SlyEcho commented 1 year ago

Sounds like there are many more experiments you could try :+1:

I plan to.

There are some interesting things to see in the KV cache, for example, it seems the K data seems to change little from token to token.

It is not easy to analyze it right now, you have to modify the code to dump the data and then you can load it using Numpy and visualize with matplotlib.

awfulcooking commented 1 year ago

You almost want a dedicated tool to visualise various possible generation buckets. To get a sense for the range with a certain function applied whether it's temperature or something more adventurous ^.

xloem commented 1 year ago

Except it doesn't work, once you go past some token number, everything breaks down and the output becomes more and more garbage. I don't know what the reason is, it could also be technical like NaNs or Infs appearing or maybe it is never going to work because at some point we are "taking the average" of too many tokens and there is nothing meaningful to extract from it.

Yes, I was meaning to finetune on longer data so it would learn the new position encodings exist at all.

xloem commented 1 year ago

It’s notable there have now coincidentally been published models finetuned to longer context lengths.

I was thinking of this a little more this morning, and similarities between training and inference, and I’m wondering if you could fold a prefixed prompt into some of the model weights, such that the model functions as if it always had this prompt, without requiring allocating ram to process it. Assuming you can do that, you could then train models in an RNN way with infinite context by folding and unfolding weights.

Anything I’m missing with that idea?

SlyEcho commented 1 year ago

I’m wondering if you could fold a prefixed prompt into some of the model weights

Something like this we saw with #1472 where another prompt could influence the input, and it only needed processing on one layer.

RNN way with infinite context

Probably not infinite, at some point the numbers just average out too much and the information is lost.

FNsi commented 1 year ago

There are some interesting things to see in the KV cache, for example, it seems the K data seems to change little from token to token.

Since the rope scaling, might be dK in token distances could lead to something?

gordicaleksa commented 1 year ago

Surprised no one mentioned alibi, there are ways to train the model at size X during the training and it can extrapolate to Y > X during inference (alibi being one method). Check out some blog posts from MosaicML.

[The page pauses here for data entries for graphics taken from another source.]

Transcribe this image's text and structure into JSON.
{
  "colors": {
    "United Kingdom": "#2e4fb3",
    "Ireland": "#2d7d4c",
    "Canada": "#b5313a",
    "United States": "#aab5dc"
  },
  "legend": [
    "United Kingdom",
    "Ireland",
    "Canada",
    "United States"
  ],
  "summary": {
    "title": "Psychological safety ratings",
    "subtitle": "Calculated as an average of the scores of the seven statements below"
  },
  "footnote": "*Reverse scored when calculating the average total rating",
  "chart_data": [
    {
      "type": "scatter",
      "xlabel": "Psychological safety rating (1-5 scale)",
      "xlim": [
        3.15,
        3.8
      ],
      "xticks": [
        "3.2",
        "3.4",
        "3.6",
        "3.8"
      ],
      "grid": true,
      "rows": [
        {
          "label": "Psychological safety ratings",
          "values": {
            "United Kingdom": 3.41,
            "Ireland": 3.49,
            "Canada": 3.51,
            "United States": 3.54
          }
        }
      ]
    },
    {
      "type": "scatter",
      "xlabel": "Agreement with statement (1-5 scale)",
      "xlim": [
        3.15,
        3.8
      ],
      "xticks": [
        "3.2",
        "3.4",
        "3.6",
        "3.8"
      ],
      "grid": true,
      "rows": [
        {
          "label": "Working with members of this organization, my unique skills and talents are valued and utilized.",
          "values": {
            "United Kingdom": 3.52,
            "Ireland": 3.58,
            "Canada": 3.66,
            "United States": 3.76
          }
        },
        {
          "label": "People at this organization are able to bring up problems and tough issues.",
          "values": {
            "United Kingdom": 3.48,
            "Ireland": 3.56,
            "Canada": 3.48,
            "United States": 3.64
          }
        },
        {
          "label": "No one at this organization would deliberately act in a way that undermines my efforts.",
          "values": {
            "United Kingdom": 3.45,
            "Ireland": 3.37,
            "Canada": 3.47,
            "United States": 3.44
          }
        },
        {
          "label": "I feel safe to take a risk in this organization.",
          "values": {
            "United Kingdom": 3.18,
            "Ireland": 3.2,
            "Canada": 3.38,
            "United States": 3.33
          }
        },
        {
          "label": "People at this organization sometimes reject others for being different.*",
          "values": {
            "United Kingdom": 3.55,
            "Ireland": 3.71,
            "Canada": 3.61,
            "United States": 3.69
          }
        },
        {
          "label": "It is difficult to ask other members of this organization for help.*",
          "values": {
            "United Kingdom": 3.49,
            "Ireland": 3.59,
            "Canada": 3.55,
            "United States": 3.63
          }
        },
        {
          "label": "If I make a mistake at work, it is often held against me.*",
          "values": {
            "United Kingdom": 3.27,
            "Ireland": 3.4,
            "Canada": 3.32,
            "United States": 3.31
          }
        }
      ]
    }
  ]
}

earonesty commented 1 year ago

rope scaling: https://www.reddit.com/r/LocalLLaMA/comments/14mrgpr/dynamically_scaled_rope_further_increases/

xloem commented 1 year ago

this paper was just released that not only describes effective finetuning for long context but publishes long context checkpoints of llama (up to 128k context length): https://huggingface.co/papers/2309.00071 https://github.com/jquesnelle/yarn 7126D5A2-D344-4FA0-B6D0-EFDF6E2EC5EB

xloem commented 9 months ago

I’m wondering if one wrote some smart graph code, you could do a top-k attention over the sequence, and then at deeper layers see if there are strong potential logits that aren’t available, and go back up to shallower layers and fill in the logits. Making the model a little more like when you skim a book to figure out what to read. Then for training you could do the top-k tokens like a mixture of experts, sampling from them, and weighting the output based on the likelihood of the chosen ones.

xloem commented 9 months ago

I websearched briefly for that and found instead the different approach at https://github.com/abertsch72/unlimiformer which claims unlimited context length with llama 2. some community algorithm and optimization notes at https://www.reddit.com/r/MachineLearning/comments/138atnt/r_unlimiformer_longrange_transformers_with/

Mysticmarks commented 9 months ago

https://github.com/Mysticmarks/unlimited-context-prompt-system/tree/main MIT. enjoy

github-actions[bot] commented 5 months ago

This issue was closed because it has been inactive for 14 days since being marked as stale.